These are heady times for the Bioscope, with hundreds of visitors all in pursuit of information on Paul Merton, following the mention of his new book and Silent Clowns tour on Have I Got News for You. So, what can we do to catch the eyes of these passing visitors and maybe entice them to find out more about the worlds of early and silent cinema? Well, what about some nineteenth-century studies of animal motion?
Mohammed Running, from The Horse in Motion
So, we have two new additions to the Bioscope Library, the first of which is The Horse in Motion, by J.D.B. Stillman, published in 1882. Who he? Well therein lies a tale, because the true author of this work should have been the rather better-known Eadweard Muybridge. The book, commissioned by Muybridge’s patron, the railroad baron Leland Stanford, was based on Muybridge’s now famous photographic studies of a horse galloping. But master and reluctant servant had fallen out, and the book was published under Stillman’s name, giving Muybridge negligible credit. The book contains detailed description of the studies into the motion of the horse (and other quadrupeds), with five of Muybridge’s photographs and ninety-one lithographs based on his photographs, plus line drawings. The book’s publication caused considerable embarrassment to Muybridge at the time, as his contribution to the scientific studies was now questioned by several authorities, but it is an important publication nonetheless in the history which took us from sequence photography (or chronophotography) to the successful creation of cinema.
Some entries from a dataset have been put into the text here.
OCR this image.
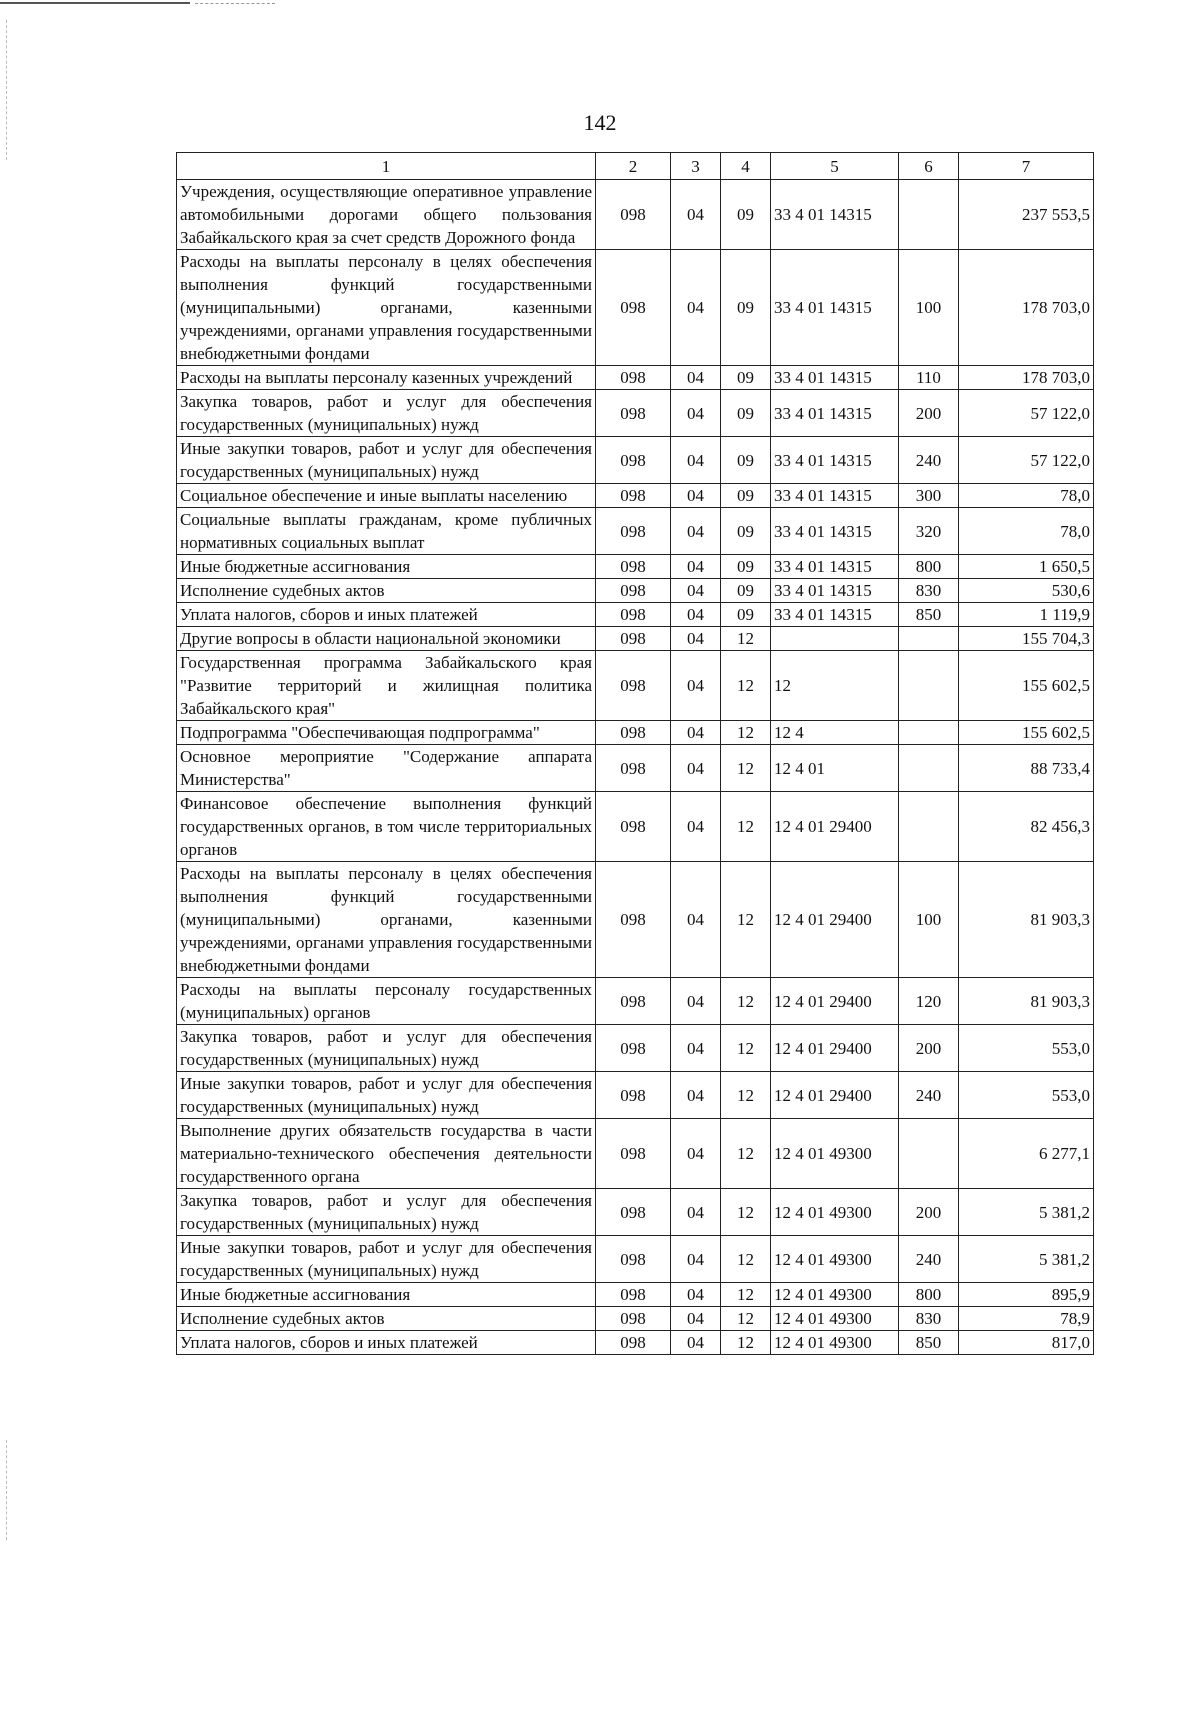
142
1	2	3	4	5	6	7
Учреждения, осуществляющие оперативное управление автомобильными дорогами общего пользования Забайкальского края за счет средств Дорожного фонда	098	04	09	33 4 01 14315		237 553,5
Расходы на выплаты персоналу в целях обеспечения выполнения функций государственными (муниципальными) органами, казенными учреждениями, органами управления государственными внебюджетными фондами	098	04	09	33 4 01 14315	100	178 703,0
Расходы на выплаты персоналу казенных учреждений	098	04	09	33 4 01 14315	110	178 703,0
Закупка товаров, работ и услуг для обеспечения государственных (муниципальных) нужд	098	04	09	33 4 01 14315	200	57 122,0
Иные закупки товаров, работ и услуг для обеспечения государственных (муниципальных) нужд	098	04	09	33 4 01 14315	240	57 122,0
Социальное обеспечение и иные выплаты населению	098	04	09	33 4 01 14315	300	78,0
Социальные выплаты гражданам, кроме публичных нормативных социальных выплат	098	04	09	33 4 01 14315	320	78,0
Иные бюджетные ассигнования	098	04	09	33 4 01 14315	800	1 650,5
Исполнение судебных актов	098	04	09	33 4 01 14315	830	530,6
Уплата налогов, сборов и иных платежей	098	04	09	33 4 01 14315	850	1 119,9
Другие вопросы в области национальной экономики	098	04	12			155 704,3
Государственная программа Забайкальского края "Развитие территорий и жилищная политика Забайкальского края"	098	04	12	12		155 602,5
Подпрограмма "Обеспечивающая подпрограмма"	098	04	12	12 4		155 602,5
Основное мероприятие "Содержание аппарата Министерства"	098	04	12	12 4 01		88 733,4
Финансовое обеспечение выполнения функций государственных органов, в том числе территориальных органов	098	04	12	12 4 01 29400		82 456,3
Расходы на выплаты персоналу в целях обеспечения выполнения функций государственными (муниципальными) органами, казенными учреждениями, органами управления государственными внебюджетными фондами	098	04	12	12 4 01 29400	100	81 903,3
Расходы на выплаты персоналу государственных (муниципальных) органов	098	04	12	12 4 01 29400	120	81 903,3
Закупка товаров, работ и услуг для обеспечения государственных (муниципальных) нужд	098	04	12	12 4 01 29400	200	553,0
Иные закупки товаров, работ и услуг для обеспечения государственных (муниципальных) нужд	098	04	12	12 4 01 29400	240	553,0
Выполнение других обязательств государства в части материально-технического обеспечения деятельности государственного органа	098	04	12	12 4 01 49300		6 277,1
Закупка товаров, работ и услуг для обеспечения государственных (муниципальных) нужд	098	04	12	12 4 01 49300	200	5 381,2
Иные закупки товаров, работ и услуг для обеспечения государственных (муниципальных) нужд	098	04	12	12 4 01 49300	240	5 381,2
Иные бюджетные ассигнования	098	04	12	12 4 01 49300	800	895,9
Исполнение судебных актов	098	04	12	12 4 01 49300	830	78,9
Уплата налогов, сборов и иных платежей	098	04	12	12 4 01 49300	850	817,0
It’s available from the Internet Archive in DjVU (6MB), PDF (67MB) and TXT (279KB) formats.
‘Runner provided with the apparatus intended to register his different paces’, from Animal Mechanism
It’s a happier tale to tell with our other, complementary, addition to the Library, Etienne-Jules Marey‘s Animal Mechanism, or La machine animale, first published in 1873. This was the published expression of Marey’s ‘methode graphique’, where, by a variety of graphical devices devised for the measurement of animal motion, Marey was able to demonstrate diagrammatically the walking motion of humans and horses, and the the flight of birds and insects. By this publication, Marey opened up a world of study not previously imagined, and inspired Muybridge and Stanford to undertake their own investigations. Marey did not use photography for Animal Mechanism, but, inspired in turn by Muybridge’s work, would go on to experiment extensively with sequence photographs, developing the science of chronophotography, and through it the mechanism for cinematography. The Internet Archive has both the 1879 American edition, in DjVu (9.9MB), PDF (20MB), b/w PDF (12MB) and TXT (582KB) formats, and the English third edition (not so well scanned), in DjVu only (33MB).